Millet meclisinde, 5 Ağustos 1942 günü verdiğiniz nutukta : "Biz Türküz, Türkçüyüz ve daima Türkçü kalacağız. Bizim için Türkçülük bir kan meselesi olduğu kadar ve laakal o kadar bir vicdan ve kültür meselesidir." demiştiniz. Türk tarihi ile uğraşmış bir münevver olarak söyleyebilirim ki ne ırkımızın, ne de devletimizin tarihinde, Türk milliyetçiliği resmî bir ağızdan bu kadar kesin sözlerle hiçbir zaman açığa vurulmamıştı.
Bu sözlerin Türkçü çevrelerde nasıl sevinçle karşılandığını anlatmaya lüzum yoktur. Fakat ardından bir buçuk yılı aşan bir zaman geçtiği hâlde biz, bu Türkçülüğün iş alanına geçmediğini görmekten doğan bir sıkıntı içindeyiz. Fikirler iş hâline geldiği zaman manalıdır. Buna ülkü deriz. İş hâline gelmeyecek fikirler ise ham hayalden başka bir şey değildir. Yetmiş yıldan beri işlene işlene bugünkü duruma erişen kuvvetli Türkçülüğün artık tatbikat alanında da kendisini göstermesi zamanı elbette gelmiştir.
İşte bu satırların güttüğü istek, size Türkçülüğün niçin yalnız sözde kalarak, bugünün imkânları nispetinde iş hâline gelmediğini sormak ve Türkçülük tatbikat sahasına geçmediği için yurdumuzun düşmanı olan fikirlerin nasıl gelişip yayıldığını anlatmaktadır. Bir başvekile hangi sıfat ve cüretle bu soruyu soruyorsun diyemezsiniz.

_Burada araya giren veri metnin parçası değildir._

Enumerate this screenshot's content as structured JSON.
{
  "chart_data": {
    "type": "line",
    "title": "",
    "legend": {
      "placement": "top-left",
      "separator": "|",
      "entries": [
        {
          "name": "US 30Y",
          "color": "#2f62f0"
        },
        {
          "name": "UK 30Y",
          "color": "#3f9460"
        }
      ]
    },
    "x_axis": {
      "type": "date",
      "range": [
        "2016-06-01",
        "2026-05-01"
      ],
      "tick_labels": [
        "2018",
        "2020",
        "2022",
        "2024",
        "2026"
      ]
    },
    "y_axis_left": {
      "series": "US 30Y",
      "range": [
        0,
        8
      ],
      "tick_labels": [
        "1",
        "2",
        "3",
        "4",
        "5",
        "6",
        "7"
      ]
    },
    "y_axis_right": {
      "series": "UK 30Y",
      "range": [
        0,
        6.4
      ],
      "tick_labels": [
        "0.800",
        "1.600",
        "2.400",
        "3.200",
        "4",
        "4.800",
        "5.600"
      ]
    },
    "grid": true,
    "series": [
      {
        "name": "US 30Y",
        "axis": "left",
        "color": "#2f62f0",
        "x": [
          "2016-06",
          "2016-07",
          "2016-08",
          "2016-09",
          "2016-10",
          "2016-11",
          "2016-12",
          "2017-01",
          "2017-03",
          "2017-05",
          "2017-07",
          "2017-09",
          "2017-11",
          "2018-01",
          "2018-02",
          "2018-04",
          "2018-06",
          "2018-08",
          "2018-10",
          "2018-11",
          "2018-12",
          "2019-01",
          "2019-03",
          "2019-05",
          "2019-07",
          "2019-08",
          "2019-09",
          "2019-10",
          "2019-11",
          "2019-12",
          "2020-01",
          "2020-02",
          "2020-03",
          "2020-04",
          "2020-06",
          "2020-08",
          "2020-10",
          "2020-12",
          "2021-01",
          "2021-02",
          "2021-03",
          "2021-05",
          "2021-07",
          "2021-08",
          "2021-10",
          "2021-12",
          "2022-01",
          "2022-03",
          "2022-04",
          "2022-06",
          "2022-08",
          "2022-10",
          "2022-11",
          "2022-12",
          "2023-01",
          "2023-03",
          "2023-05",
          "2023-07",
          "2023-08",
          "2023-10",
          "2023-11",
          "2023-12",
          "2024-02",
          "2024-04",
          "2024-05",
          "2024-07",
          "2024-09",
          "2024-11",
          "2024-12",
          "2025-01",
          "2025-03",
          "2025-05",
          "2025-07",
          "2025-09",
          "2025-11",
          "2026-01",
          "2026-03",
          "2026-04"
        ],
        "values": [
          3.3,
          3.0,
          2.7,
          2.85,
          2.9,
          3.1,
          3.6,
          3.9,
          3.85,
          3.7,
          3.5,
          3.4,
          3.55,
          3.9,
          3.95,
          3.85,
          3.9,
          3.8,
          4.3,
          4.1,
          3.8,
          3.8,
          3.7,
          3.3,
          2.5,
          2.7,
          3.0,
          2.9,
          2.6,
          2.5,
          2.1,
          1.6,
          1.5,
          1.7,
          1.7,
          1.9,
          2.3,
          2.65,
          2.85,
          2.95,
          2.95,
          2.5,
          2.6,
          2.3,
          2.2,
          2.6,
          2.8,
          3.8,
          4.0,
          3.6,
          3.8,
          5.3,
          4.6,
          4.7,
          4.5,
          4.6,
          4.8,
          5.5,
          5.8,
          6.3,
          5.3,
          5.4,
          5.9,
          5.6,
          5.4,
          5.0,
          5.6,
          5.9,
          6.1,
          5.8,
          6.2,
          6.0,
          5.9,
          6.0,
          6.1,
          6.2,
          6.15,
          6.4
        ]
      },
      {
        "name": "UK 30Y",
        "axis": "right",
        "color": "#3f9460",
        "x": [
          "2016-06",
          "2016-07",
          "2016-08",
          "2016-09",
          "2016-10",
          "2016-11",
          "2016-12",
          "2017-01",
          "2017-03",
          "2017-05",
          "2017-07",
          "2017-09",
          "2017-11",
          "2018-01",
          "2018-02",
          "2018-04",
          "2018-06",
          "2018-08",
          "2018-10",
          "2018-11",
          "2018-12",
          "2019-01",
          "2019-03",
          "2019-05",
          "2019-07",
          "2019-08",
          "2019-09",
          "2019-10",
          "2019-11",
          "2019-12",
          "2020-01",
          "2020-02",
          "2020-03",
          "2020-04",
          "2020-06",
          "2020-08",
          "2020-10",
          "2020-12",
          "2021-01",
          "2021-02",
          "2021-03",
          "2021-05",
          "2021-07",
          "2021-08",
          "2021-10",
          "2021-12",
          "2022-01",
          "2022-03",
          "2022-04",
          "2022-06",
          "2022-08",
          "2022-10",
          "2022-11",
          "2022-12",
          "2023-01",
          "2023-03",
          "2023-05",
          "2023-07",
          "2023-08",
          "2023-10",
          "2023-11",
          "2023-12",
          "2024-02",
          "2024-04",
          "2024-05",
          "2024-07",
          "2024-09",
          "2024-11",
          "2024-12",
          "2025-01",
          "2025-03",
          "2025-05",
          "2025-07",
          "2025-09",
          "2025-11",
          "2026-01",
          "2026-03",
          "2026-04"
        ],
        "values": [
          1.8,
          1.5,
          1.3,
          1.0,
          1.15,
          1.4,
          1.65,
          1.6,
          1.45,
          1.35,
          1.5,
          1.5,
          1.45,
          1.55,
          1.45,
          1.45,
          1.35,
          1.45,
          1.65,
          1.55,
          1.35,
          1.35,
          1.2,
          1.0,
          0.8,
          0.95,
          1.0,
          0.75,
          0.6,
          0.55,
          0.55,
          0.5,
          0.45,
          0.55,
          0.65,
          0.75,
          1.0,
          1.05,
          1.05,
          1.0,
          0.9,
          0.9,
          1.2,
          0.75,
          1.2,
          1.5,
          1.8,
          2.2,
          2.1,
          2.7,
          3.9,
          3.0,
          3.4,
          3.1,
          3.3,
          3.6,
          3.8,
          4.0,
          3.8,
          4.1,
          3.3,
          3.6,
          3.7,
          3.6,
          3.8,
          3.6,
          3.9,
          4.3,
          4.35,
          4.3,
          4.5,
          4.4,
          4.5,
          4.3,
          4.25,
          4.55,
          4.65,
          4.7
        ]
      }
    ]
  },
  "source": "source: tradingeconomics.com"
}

Halkçı bir hükümetin başvekili iseniz, mensup bulunduğunuz, partinin gazeteleri tarafından birçok defa tekrarlandığı gibi rejimimiz demokrat bir rejimse ve siz de birçok defa söylediğiniz gibi halk arasından yetişmiş olmaktaki gururu belirten sözlerinizde samimî iseniz ve eğer Millet Meclisinin azaları hakikaten bizim vekillerimiz iseler, siz de bir başvekil, halk adamı, demokrat, halkçı ve Türkçü olmak dolayısıyla beni dinlemeye mecbursunuz. Yok, bunlar doğru değil de birer gösterişten ibaretse, şüphesiz, benim bu hitabım cüretkârlığı da aşan bir küstahlıktır ve bunun için ilk karşılığı da Orhun'un susturulmasıdır.
Sayın Başvekil,
Esefle söylemeye mecburum ki, Türkçülük nazariyat sahasında kalmaya devam ederken, bu milletin ve bu ülkenin düşmanı olan solcu fikirler bazen sinsi, bazen açık yürümekte, propagandasını yapmakta devam ediyor. Hâlbuki sizin Türkçü ve partinizin altı okundan bir tanesinin de milliyetçilik olmasına göre bunun böyle olmaması icap ederdi. Pek uzun konuşarak esastan ayrılmaktansa örnek vererek bugünün gerçeklerini göstermek daha doğru olacağından size memleketimizin, kanunlarımızın milliyetçiliği ile, sizin Türkçülüğünüzle bağdaşması kabil olmayan olayları göstereceğim.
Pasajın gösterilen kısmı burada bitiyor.